Thousands of stunned Russians laid flowers and lit candles on Saturday on the bridge where opposition politician Boris Nemtsov was shot dead near the Kremlin, a murder that showed the risks of speaking out against President Vladimir Putin.
Nemtsov, 55, was shot four times in the back by killers in a white car late on Friday as he walked across the bridge over the Moskva River in central Moscow with a Ukrainian woman, who was unhurt, police said.
Police sealed off the blood-stained bridge close to the red walls of the Kremlin and Red Square for two hours overnight, then hosed it down as people came to pay tribute to one of Putin's biggest opponents over Russia's role in Ukraine.
Russia's Investigative Committee, which answers to Putin, said it was following several lines of inquiry, including that the opposition may have committed the crime to rally support for a march against Kremlin policies on the economy and Ukraine.
Flowers were piled at least a meter (three feet) high, about two meters deep and two meters wide. A piece of white paper saying "We are all Nemtsov" stood among the flowers.
"People are afraid to support our movement. Opposition activists receive threats every day and Boris was no exception. But they won't stop us," said opposition activist Mark Galperin.
On the contrary, Mr. Galperin, Putin is doing an excellent job of stopping his opposition.

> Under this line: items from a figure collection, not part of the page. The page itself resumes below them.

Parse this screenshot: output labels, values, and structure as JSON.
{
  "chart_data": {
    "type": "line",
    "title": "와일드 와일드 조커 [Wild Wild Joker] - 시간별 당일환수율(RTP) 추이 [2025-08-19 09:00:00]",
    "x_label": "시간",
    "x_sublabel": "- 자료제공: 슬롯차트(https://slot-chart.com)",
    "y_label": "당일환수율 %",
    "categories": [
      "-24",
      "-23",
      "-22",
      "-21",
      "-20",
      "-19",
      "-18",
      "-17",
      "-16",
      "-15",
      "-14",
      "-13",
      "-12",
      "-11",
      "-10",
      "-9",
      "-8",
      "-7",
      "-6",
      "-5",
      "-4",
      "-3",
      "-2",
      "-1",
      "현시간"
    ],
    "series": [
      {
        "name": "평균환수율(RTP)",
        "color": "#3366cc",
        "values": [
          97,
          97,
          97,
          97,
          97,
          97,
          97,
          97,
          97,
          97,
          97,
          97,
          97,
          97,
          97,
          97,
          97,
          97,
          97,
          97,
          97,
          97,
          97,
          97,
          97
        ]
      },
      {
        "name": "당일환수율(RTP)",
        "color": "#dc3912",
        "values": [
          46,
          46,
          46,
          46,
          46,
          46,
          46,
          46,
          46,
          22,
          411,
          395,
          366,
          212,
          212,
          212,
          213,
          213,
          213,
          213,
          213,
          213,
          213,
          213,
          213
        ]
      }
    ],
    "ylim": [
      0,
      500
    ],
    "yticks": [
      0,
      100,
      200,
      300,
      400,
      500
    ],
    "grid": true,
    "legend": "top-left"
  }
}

Leading international condemnation of the murder, U.S. President Barack Obama called for a prompt, impartial and transparent investigation to ensure those responsible were brought to justice for the "vicious killing".Political murders often go unsolved in Russia. Police said they were investigating whether the murder was aimed at destabilizing the political situation in Russia or was committed by radical Islamists against Nemtsov, a Jew.A car suspected of being used by the killers, and identified as coming from the mainly Muslim Ingushetia region, was found abandoned in central Moscow. Some Russian news outlets said surveillance footage showed two men leaving it.Former Soviet President Mikhail Gorbachev cautioned against jumping to conclusions but some opposition figures blamed Putin directly. Others said Russian society was in decline, describing an environment where Putin demands total loyalty and supporters go to great lengths to do what they think may please him."In Putin's atmosphere of hatred and violence, abroad and in Russia, bloodshed is the prerequisite to show loyalty, that you are on the team," another opposition leader, former world chess champion Garry Kasparov, said on Twitter."If Putin gave (the) order to murder Boris Nemtsov is not the point. It is Putin's dictatorship. His 24/7 propaganda about enemies of the state."
This is what an actual tyrant looks like. So odd that Republicans scream at Obama over tyranny, but worship Putin.
Oh wait, that makes perfect sense too.